Ознакомительная версия. Доступно 20 страниц из 97
Пожалуй, такие разговоры, идущие позади них боярыни посчитали бы слишком смелыми и рискованными для девушки, но они, к счастью, ничего не понимали. А сама Елисава привыкла быть среди мужчин — братья, их товарищи, дружина всегда были вокруг нее, — как привыкла к тому, что ее никто не обидит и ее достоинство защищено достаточно надежно. В детстве она обожала «Сагу о Хервёр» и часто, отобрав у кого-нибудь из младших братьев деревянный меч, яростно рубила крапиву под тыном, изображая древнюю воительницу. Повзрослев немного, Елисава поняла, что те героические времена прошли и в нынешней жизни воительницам места нет, но поговорить с кметями и хирдманами всегда было гораздо интереснее, чем с челядинками и даже боярынями.
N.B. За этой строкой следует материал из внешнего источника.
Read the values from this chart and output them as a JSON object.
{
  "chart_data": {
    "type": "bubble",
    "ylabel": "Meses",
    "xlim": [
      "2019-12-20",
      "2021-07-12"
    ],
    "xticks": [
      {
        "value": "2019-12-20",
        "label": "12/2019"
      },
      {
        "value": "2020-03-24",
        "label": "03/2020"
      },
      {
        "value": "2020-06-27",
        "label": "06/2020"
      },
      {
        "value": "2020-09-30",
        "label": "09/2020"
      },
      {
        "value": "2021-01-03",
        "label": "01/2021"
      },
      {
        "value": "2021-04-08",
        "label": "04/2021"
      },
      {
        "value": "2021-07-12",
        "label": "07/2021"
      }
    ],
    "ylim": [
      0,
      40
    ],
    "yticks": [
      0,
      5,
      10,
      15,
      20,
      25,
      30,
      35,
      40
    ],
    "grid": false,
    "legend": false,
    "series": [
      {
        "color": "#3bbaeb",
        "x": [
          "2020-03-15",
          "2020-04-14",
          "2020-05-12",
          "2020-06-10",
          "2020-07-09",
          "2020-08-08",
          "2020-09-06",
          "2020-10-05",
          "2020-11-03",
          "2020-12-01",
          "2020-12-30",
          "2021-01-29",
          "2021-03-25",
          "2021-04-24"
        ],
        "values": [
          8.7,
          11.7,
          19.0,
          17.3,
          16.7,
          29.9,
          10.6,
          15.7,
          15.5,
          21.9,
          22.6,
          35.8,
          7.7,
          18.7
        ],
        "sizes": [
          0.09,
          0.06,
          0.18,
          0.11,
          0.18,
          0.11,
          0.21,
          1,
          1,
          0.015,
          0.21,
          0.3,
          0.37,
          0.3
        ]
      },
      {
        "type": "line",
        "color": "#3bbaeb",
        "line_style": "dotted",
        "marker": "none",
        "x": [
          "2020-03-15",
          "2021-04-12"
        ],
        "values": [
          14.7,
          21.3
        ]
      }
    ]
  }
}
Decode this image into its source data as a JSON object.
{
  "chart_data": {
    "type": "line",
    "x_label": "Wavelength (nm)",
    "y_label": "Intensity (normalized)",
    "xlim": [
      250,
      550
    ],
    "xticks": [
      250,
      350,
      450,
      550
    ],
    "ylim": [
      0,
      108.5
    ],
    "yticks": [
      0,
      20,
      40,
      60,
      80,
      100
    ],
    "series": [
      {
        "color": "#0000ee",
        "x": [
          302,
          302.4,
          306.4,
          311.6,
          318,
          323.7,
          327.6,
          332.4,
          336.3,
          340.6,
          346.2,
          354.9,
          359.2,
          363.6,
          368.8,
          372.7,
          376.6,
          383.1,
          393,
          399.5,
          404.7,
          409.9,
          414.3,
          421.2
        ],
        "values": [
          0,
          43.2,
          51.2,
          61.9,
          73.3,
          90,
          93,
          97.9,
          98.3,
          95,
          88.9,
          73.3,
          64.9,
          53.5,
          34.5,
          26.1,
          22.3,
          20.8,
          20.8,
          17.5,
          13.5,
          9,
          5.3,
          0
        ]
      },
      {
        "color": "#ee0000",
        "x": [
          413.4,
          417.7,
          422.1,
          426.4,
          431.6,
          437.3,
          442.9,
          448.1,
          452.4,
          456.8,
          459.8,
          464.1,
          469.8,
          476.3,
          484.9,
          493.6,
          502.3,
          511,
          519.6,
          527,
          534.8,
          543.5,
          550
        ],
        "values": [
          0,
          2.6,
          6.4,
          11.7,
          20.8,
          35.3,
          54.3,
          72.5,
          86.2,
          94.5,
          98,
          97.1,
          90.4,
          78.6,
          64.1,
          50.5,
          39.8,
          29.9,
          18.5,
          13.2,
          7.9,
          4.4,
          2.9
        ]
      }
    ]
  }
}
Что они видели, кроме усадеб отца и своих мужей, что помнят, кроме собственной свадьбы, что знают, кроме способов квасить капусту?
Вон Завиша, жена сотника Радилы, и Вевея, Мануйлова боярыня, идут сзади и беседуют.
— Ты чего, матушка, вчера поделывала? — спрашивает Завиша, невысокая, с широкими бедрами, раздавшимися после рождения троих детей, но неизменно оживленная и бодрая.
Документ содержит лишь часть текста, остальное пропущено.